Ich sehe mich im Zimmer um und suche nach Gegenständen, die zur Verteidigung geeignet wären. Irgendwie finde ich nichts. Ich gehe ins angrenzende Badezimmer. Komme mit einem Pömpel heraus und stelle mich fragend vor Vivienne. Die sieht mich an, schüttelt dann aber den Kopf. Schließlich landet mein Blick auf zwei Weinflaschen, die zu Kerzenhaltern umfunktioniert worden waren. Ich drücke Vivienne eine der Flaschen in die Hand, doch ich sehe an ihrem Gesichtsausdruck, dass sie nicht den Mut hätte, sich auch nur in die Nähe des Einbrechers zu wagen.
»Wir müssen etwas tun«, flüstere ich, »oder willst du etwa warten, bis der Einbrecher bei uns im Zimmer steht?« Vivienne zuckt hilflos mit den Schultern. Ich fasse es nicht. Ich schlüpfe aus dem dünnen Nachthemdchen und streife mir ein Shirt und eine Jogginghose über. Greife die Weinflasche. Hole leise tief Atem. »Geh nicht, Marion, bitte geh nicht!«, fleht Vivienne mich an. Das spornt mich erst recht an. Hatte ich schon erwähnt, dass ich zu Trotzhandlungen neige? Jungfrau-Geborene sind so. Sie wissen alles, und vor allem besser.
Vorsichtig öffne ich die Zimmertür, lausche in die Dunkelheit hinein. Im Moment ist es still. Ich schleiche mich zitternd den Flur entlang. Was Vivienne nicht weiß: Ich habe gar nicht vor, den Einbrecher zu stellen. Ich will in die Küche. Schnell einen Notruf mit dem Handy absetzen und mich dann verstecken. Um zur Küche zu gelangen, muss ich die Haustür passieren. Langsam, ganz langsam taste ich mich im Dunkeln den Flur entlang. Bemühe mich, kein Geräusch zu machen. Das Blut rauscht mir in den Ohren.
»Krrrrr. Krrrrrrrr.«
Da! Da war es wieder. Nur etwas ist komisch. Das kratzende Metall-an-Metall-Geräusch scheint nicht von der Haustür zu kommen.
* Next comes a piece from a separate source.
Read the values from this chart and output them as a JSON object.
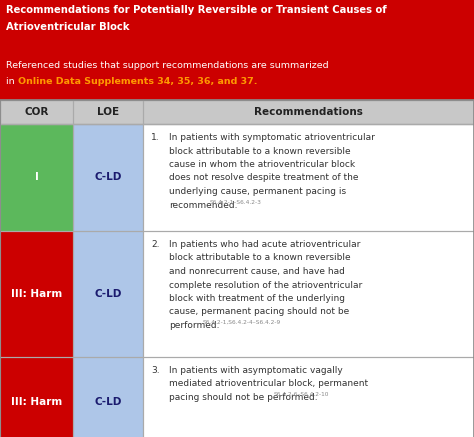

Sondern links davon. Wollte der Einbrecher etwa gar nicht durch die Haustür eindringen, sondern durch ein Fenster? Natürlich! Ich schleiche mich weiter nach vorne, bis das Flurfenster in mein Blickfeld kommt. Meine Augen sind inzwischen an die Dunkelheit gewöhnt, und so dauert es nicht lange, bis ich zuerst die Umrisse des Fensters und dann den Schemen hinter dem Fensterglas erkenne. Der Schemen bewegt sich. Ich fasse es nicht!
Ich husche in die Küche, greife mir unsere beiden Mobiltelefone und haste ins Schlafzimmer zurück. Vivienne hat die Decke bis unter das Kinn gezogen. »Was ist?«, fragt sie mit klappernden Zähnen. »Du erinnerst dich an die Voodoo-Puppe, die wir heute gefunden haben?«, frage ich zurück. Vivienne nickt und schlägt die Hände vors Gesicht. Ich lasse sie noch eine Weile zappeln. So bin ich halt.
»Die hat nichts damit zu tun. Du hattest heute Vormittag eine Bluse auf einen metallenen Kleiderbügel gezogen und an die blecherne Regenrinne neben der Haustür zum Lüften gehängt«, sage ich. Vivienne überlegt, dann nickt sie. Ich nicke ebenfalls. »Und du erinnerst dich, dass heute Nacht ein kleines Lüftchen aufkam?« Vivienne nickt. »Kleiderbügel aus Metall, Regenrinne aus Metall, Wind?«, versuche ich, ihr auf die Sprünge zu helfen.
Ich denke, die Caipiranhas sind schuld daran, dass Vivienne einige Sekunden braucht, um die zwingende Schlussfolgerung zu ziehen, denn sie ist ein schlaues Kerlchen. Dann gackert sie endlich ihr »Ka-ka-ka-ka-ka-ka-ka!«, kann gar nicht mehr aufhören und ich stimme ein.
Die Voodoo-Puppe, so beschließen wir, wollen wir am nächsten Tag feierlich verbrennen. Vivienne fragt, ob wir unseren Triumph über das Böse eventuell mit meinen berühmten Caipiranhas feiern könnten? »Nur, wenn du mir den Cha Cha Cha beibringst«, entgegne ich.